Command Packet Transfers

Command packets are transferred from the Game Boy to the SNES by using bits 4 and 5 of of the JOYP register. These lines are normally used to select one of the two button groups (which still works as usual).

Transferring Bits

A command packet transfer must be initiated by setting JOYP bits 4 and 5 both to 0; this will reset and start the ICD2 packet receiving circuit. Data is then transferred (LSB first), setting bit 4 to 0 will indicate a 0 bit, and setting bit 5 to 0 will indicate a 1 bit. For example:

Transmitted JOYP bit 4 JOYP bit 5 M-cycles 0 Start 20 0 40 0 60 1 80 1 1000 1201 1400

The boot ROM and licensed software keep data and reset pulses LOW for at least 5 M-cycles and leave bit 4 and 5 both to 1 for at least 15 M-cycles after each pulse.

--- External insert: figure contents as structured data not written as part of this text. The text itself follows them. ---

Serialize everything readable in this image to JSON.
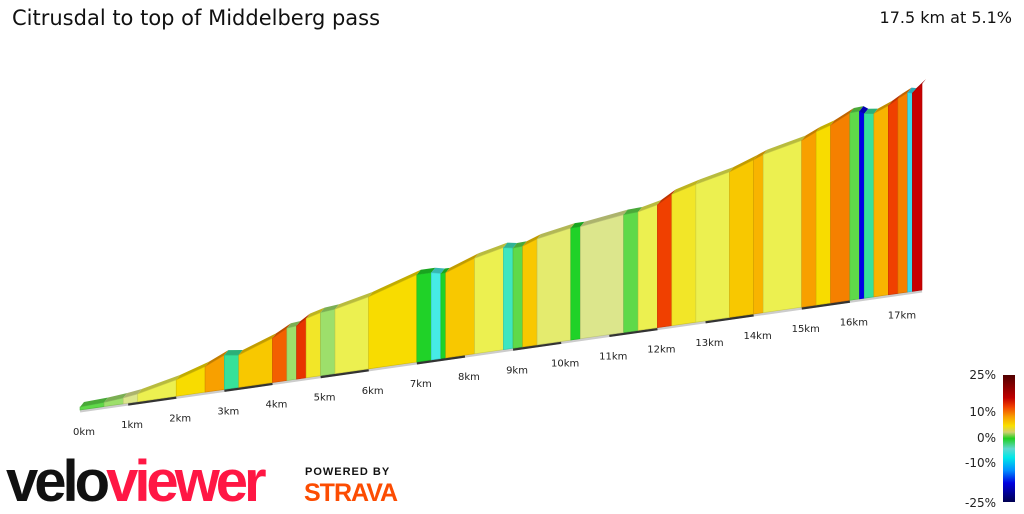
{
  "header": {
    "title": "Citrusdal to top of Middelberg pass",
    "summary": "17.5 km at 5.1%"
  },
  "legend": {
    "labels": [
      "25%",
      "10%",
      "0%",
      "-10%",
      "-25%"
    ]
  },
  "branding": {
    "logo_part1": "velo",
    "logo_part2": "viewer",
    "powered_by": "POWERED BY",
    "strava": "STRAVA"
  },
  "chart_data": {
    "type": "area",
    "title": "Citrusdal to top of Middelberg pass",
    "xlabel": "",
    "ylabel": "",
    "x_unit": "km",
    "x_ticks": [
      "0km",
      "1km",
      "2km",
      "3km",
      "4km",
      "5km",
      "6km",
      "7km",
      "8km",
      "9km",
      "10km",
      "11km",
      "12km",
      "13km",
      "14km",
      "15km",
      "16km",
      "17km"
    ],
    "xlim": [
      0,
      17.5
    ],
    "total_distance_km": 17.5,
    "average_grade_pct": 5.1,
    "color_scale": {
      "min_pct": -25,
      "max_pct": 25
    },
    "segments": [
      {
        "start_km": 0,
        "end_km": 0.5,
        "grade_pct": 1
      },
      {
        "start_km": 0.5,
        "end_km": 0.9,
        "grade_pct": 2
      },
      {
        "start_km": 0.9,
        "end_km": 1.2,
        "grade_pct": 3
      },
      {
        "start_km": 1.2,
        "end_km": 2.0,
        "grade_pct": 5
      },
      {
        "start_km": 2.0,
        "end_km": 2.6,
        "grade_pct": 7
      },
      {
        "start_km": 2.6,
        "end_km": 3.0,
        "grade_pct": 10
      },
      {
        "start_km": 3.0,
        "end_km": 3.3,
        "grade_pct": -3
      },
      {
        "start_km": 3.3,
        "end_km": 4.0,
        "grade_pct": 8
      },
      {
        "start_km": 4.0,
        "end_km": 4.3,
        "grade_pct": 12
      },
      {
        "start_km": 4.3,
        "end_km": 4.5,
        "grade_pct": 2
      },
      {
        "start_km": 4.5,
        "end_km": 4.7,
        "grade_pct": 14
      },
      {
        "start_km": 4.7,
        "end_km": 5.0,
        "grade_pct": 6
      },
      {
        "start_km": 5.0,
        "end_km": 5.3,
        "grade_pct": 2
      },
      {
        "start_km": 5.3,
        "end_km": 6.0,
        "grade_pct": 5
      },
      {
        "start_km": 6.0,
        "end_km": 7.0,
        "grade_pct": 7
      },
      {
        "start_km": 7.0,
        "end_km": 7.3,
        "grade_pct": 0
      },
      {
        "start_km": 7.3,
        "end_km": 7.5,
        "grade_pct": -5
      },
      {
        "start_km": 7.5,
        "end_km": 7.6,
        "grade_pct": 0
      },
      {
        "start_km": 7.6,
        "end_km": 8.2,
        "grade_pct": 8
      },
      {
        "start_km": 8.2,
        "end_km": 8.8,
        "grade_pct": 5
      },
      {
        "start_km": 8.8,
        "end_km": 9.0,
        "grade_pct": -4
      },
      {
        "start_km": 9.0,
        "end_km": 9.2,
        "grade_pct": 1
      },
      {
        "start_km": 9.2,
        "end_km": 9.5,
        "grade_pct": 8
      },
      {
        "start_km": 9.5,
        "end_km": 10.2,
        "grade_pct": 4
      },
      {
        "start_km": 10.2,
        "end_km": 10.4,
        "grade_pct": 0
      },
      {
        "start_km": 10.4,
        "end_km": 11.3,
        "grade_pct": 3
      },
      {
        "start_km": 11.3,
        "end_km": 11.6,
        "grade_pct": 1
      },
      {
        "start_km": 11.6,
        "end_km": 12.0,
        "grade_pct": 5
      },
      {
        "start_km": 12.0,
        "end_km": 12.3,
        "grade_pct": 13
      },
      {
        "start_km": 12.3,
        "end_km": 12.8,
        "grade_pct": 6
      },
      {
        "start_km": 12.8,
        "end_km": 13.5,
        "grade_pct": 5
      },
      {
        "start_km": 13.5,
        "end_km": 14.0,
        "grade_pct": 8
      },
      {
        "start_km": 14.0,
        "end_km": 14.2,
        "grade_pct": 9
      },
      {
        "start_km": 14.2,
        "end_km": 15.0,
        "grade_pct": 5
      },
      {
        "start_km": 15.0,
        "end_km": 15.3,
        "grade_pct": 10
      },
      {
        "start_km": 15.3,
        "end_km": 15.6,
        "grade_pct": 7
      },
      {
        "start_km": 15.6,
        "end_km": 16.0,
        "grade_pct": 11
      },
      {
        "start_km": 16.0,
        "end_km": 16.2,
        "grade_pct": 1
      },
      {
        "start_km": 16.2,
        "end_km": 16.3,
        "grade_pct": -15
      },
      {
        "start_km": 16.3,
        "end_km": 16.5,
        "grade_pct": -3
      },
      {
        "start_km": 16.5,
        "end_km": 16.8,
        "grade_pct": 9
      },
      {
        "start_km": 16.8,
        "end_km": 17.0,
        "grade_pct": 13
      },
      {
        "start_km": 17.0,
        "end_km": 17.2,
        "grade_pct": 11
      },
      {
        "start_km": 17.2,
        "end_km": 17.3,
        "grade_pct": -6
      },
      {
        "start_km": 17.3,
        "end_km": 17.5,
        "grade_pct": 18
      }
    ]
  }
}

Though the hardware is capable of receiving pulses and spaces as short as 2 M-cycles (as tested using sgb-speedtest), following the common practice of 5 M-cycle pulses and 15 M-cycle spaces may improve reliability in some corner case that the community has not yet discovered.

Obviously, it’d be no good idea to modify the joypad register in the middle of a transfer. For example, if your VBlank interrupt procedure normally reads out button states each frame, you should disable that behavior using a variable (or disable the interrupt handler entirely).

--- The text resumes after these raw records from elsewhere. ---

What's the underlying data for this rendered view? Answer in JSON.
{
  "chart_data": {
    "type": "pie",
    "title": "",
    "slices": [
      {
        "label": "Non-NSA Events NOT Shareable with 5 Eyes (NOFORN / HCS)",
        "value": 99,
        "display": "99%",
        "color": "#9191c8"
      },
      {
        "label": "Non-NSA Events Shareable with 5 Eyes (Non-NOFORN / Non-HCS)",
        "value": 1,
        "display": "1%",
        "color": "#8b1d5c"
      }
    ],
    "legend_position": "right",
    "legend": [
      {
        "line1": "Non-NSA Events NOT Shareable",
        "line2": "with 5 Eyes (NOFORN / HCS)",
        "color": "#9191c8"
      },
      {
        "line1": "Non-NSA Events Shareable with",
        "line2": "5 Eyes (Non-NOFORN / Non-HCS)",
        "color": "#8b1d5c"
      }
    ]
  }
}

The GB program should wait 60 ms (4 frames) between each packet transfer and the next, as the “bomb” tool to erase a user-drawn border can cause the SGB system software not to check for packets for 4 frames.

Packet format

Each packet transfer is started by a “Start” pulse, then 16 bytes (128 bits) of data are transferred, the LSB of each byte first; and finally, a 0 bit must be transferred as a stop bit. These 130 bit periods correspond to at least 2600 M-cycles at the recommended rate.

The structure of the first packet in a transmission is:

  1. 1 pulse: Start signal
  2. 1 byte: Header byte (Command Code × 8 + Length)
  3. 15 bytes: Data
  4. 1 bit: Stop Bit (0)

The above Length indicates the total number of packets (1-7, including the first packet) which will be sent. If more than 15 data bytes are used, then further packet(s) will follow, as such:

  1. 1 pulse: Start signal
  2. 16 bytes: Data
  3. 1 bit: Stop Bit (0)

By using all 7 packets, up to 111 data bytes (15 + 16 × 6) may be sent.

Bytes with no indicated purpose are simply ignored by the SGB BIOS. They can be set to any value (but they must still be transferred).